Wednesday, September 18, 2013

Eating Cheaply While at a Conference

A week ago I attended training at Carlisle Barracks in Pennsylvania. At the lunch break I spent over $10.00 for a tasteless, un-filling, and certainly not healthy lunch. That wouldn't do. So that night I went to the Weiss market in town (I have a Weiss shopper's card) and bought supplies to provide my own lunch.

For a little over $12.00 I bought three rotisserie chicken breasts, a block of Sharp Cheddar cheese, canned fruit, a half loaf of all-grain bread, drink powder, and cookies. This, supplemented with some items from the hotel breakfast bar fed me quite well for the rest of the week. This saved me at least $28.00 and was much healthier and tasty.

My room had a refrigerator and a microwave so I also bought food for supper. I carried the same insulated lunch bag that I use for work with a small ice pack that I refroze every night.

Every little bit helps...

Monday, September 2, 2013

Garden Excess - What to do

Most decent gardens eventually produce more than you can possibly eat at the time; mine is no exception.  So what do you do with the excess vegetables that you can't immediately eat?

1. Give some away: I keep my in-laws pretty well supplied with cucumbers, tomatoes, and green beans. They appreciate the fresh, organic produce and I get some "brownie points" with my wife's family.

2. Freeze:  I freeze prepared green beans to eat later. Since my kids don't eat them I freeze them in "two-portion" size bags. I put the date on the bags so that I eat them "first in first out".  I picked out the beans that were a little too ripened to eat plain and cut them up for soup ingredients. I make a lot of soup in the winter.

3. Pickle: I have made conventional pickles several times in the past but this year I just don't have the time to do it. So I tried a couple short-cuts.

    a. I sliced up cucumbers, Hungarian banana peppers, and onions and dumped them into a pickle jar. I saved the jars and pickle juice from three different flavored pickles I had bought. Now I have to say here that no respectable canning guide or food expert will recommend that you do this. But I have done it many times successfully. Make sure all the vegetables are fully covered and at least twice a day give the jar a good shake to mix the juice around the veggies. Give the mix at least a week and you'll have some nearly free pickled vegs.

    b. Onion and cucumber salad. This is an easy recipe: I  use two thinly sliced cucumbers, one thickly sliced onion (a large one or two small ones), and a thinly sliced pepper. Mix together one cup of apple cider vinegar, two cups of cold water, a half to one cup of sugar (to your taste), salt and pepper to taste, garlic if you want. Mix the vegetables in a large bowl and the pour the liquid over the veggies. Cover the bowl and refrigerate. You can start eating the mix after a couple hours but I like to wait at least a day. You can store this in the fridge for a couple weeks but mine never lasts that long (I eat it every day).
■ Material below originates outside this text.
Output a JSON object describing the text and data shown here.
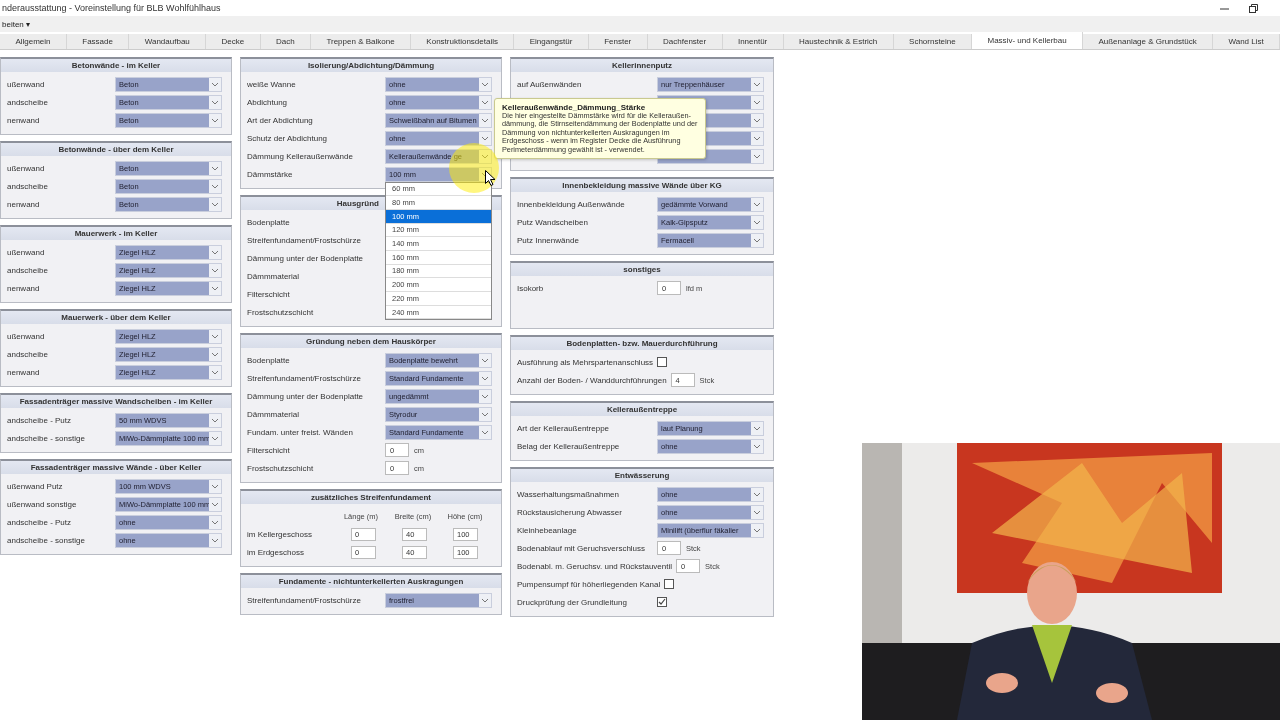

4. Dry: I dry my onions, which then lets me store them for maybe 2-3 months. I grew 50 onions and have eaten ten or so of them so I'll dry the rest and store them in mesh bags hanging so they get good air flow. I have dried excess tomatoes in the past using a food dehydrator. Then I crumble them up and add them to dishes when I am cooking. It adds a hearty, tomato flavor to any dish.  M<any people dry beans but I never have. I don't eat dried beans very often, though I do add them to soups, and I would rather eat the beans green. Maybe next year I'll grow some to dry since I did have a big open area in my garden this year.

5. Store in a "Ground Cellar": I haven't harvested my potatoes yet but I will have a pretty good crop I think. Most of your root crops can be stored in a cool (almost cold), dry space. I have an unheated cellar so I will select the best, unblemished potatoes and store them there. Properly prepared, potatoes will easily last 3-4 months and then they tend to start sprouting.